A few months ago I was walking down the street, thinking about an old friend I hadn't spoken to in a while (I had sent him a mix CD the day before as sort of a long-time-no-see greeting card). I looked up, and there he was, coming from the opposite direction. It was almost like I'd willed him into appearing, or maybe it was (read the following in a hammy Master Thespian voice) Meant To Be. I am a strong believer in fate, and every time something like this happens, that belief only gets stronger.
So... recently I was taking a walk through my neighborhood, feeling sentimental about all the great, weird, fascinating old records I've found this year, things that have just made me marvelously happy if only for the joy of discovering that they existed. I was deep in thought, as I usually am when I go out walking -- those trips around the neighborhood with my Walkman have generated the fodder for some of my best writing. When I came to my senses, I found myself right in front of a stoop sale. There was a box of records, and sitting at the start of the pile was -- holy mother of a cratedigging god -- an Israeli pressing of Eurovision '79. For a dollar.

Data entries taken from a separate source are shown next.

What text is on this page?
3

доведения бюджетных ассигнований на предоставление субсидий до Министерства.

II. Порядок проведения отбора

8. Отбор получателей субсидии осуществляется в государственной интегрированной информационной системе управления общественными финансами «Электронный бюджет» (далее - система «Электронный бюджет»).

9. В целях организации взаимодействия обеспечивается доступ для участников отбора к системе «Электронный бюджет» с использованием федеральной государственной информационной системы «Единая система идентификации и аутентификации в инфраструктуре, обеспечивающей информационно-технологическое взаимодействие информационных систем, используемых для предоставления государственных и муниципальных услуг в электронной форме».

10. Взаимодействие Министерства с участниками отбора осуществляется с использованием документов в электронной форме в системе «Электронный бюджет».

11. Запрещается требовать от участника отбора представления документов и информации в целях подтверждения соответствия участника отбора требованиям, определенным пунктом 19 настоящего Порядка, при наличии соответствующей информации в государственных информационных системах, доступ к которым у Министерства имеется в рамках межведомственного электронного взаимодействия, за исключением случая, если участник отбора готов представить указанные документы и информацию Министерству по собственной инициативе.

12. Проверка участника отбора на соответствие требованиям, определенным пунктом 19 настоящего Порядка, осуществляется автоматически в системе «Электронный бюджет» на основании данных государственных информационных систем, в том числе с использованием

As an American, I'm completely intrigued and mystified by the Eurovision Song Contest, and the Eurovision '79 LP feeds right into everything I'd previously imagined about what the music would be like. It's amateurish to be sure, but it's so cheerful and hopeful, perky and innocent -- and totally guileless in the way it rips off other, more famous '70s pop songs ("Nobody Does It Better," "Fernando") and artists (the Bee Gees, the Starland Vocal Band) for a shot at the big cookie. Many of the entries' lyrics are broken-Anglicized and sung in heavy, phlegmatic accents. Much of the music is watered-down, thoroughly mainstreamed midtempo orchestral disco, as filtered through whatever the entrants' home countries understood about pop music -- there was no MTV, no internet, no global culture. I'm sure it must have been a really amazing thing to see fellow Eurovision winners ABBA emerge from Sweden (Sweden!) and become not only a worldwide phenomenon, but a cottage industry. And that amazement -- that awestruck optimism of "If Sweden can do it, maybe Finland can do it too!!" -- is all over this record.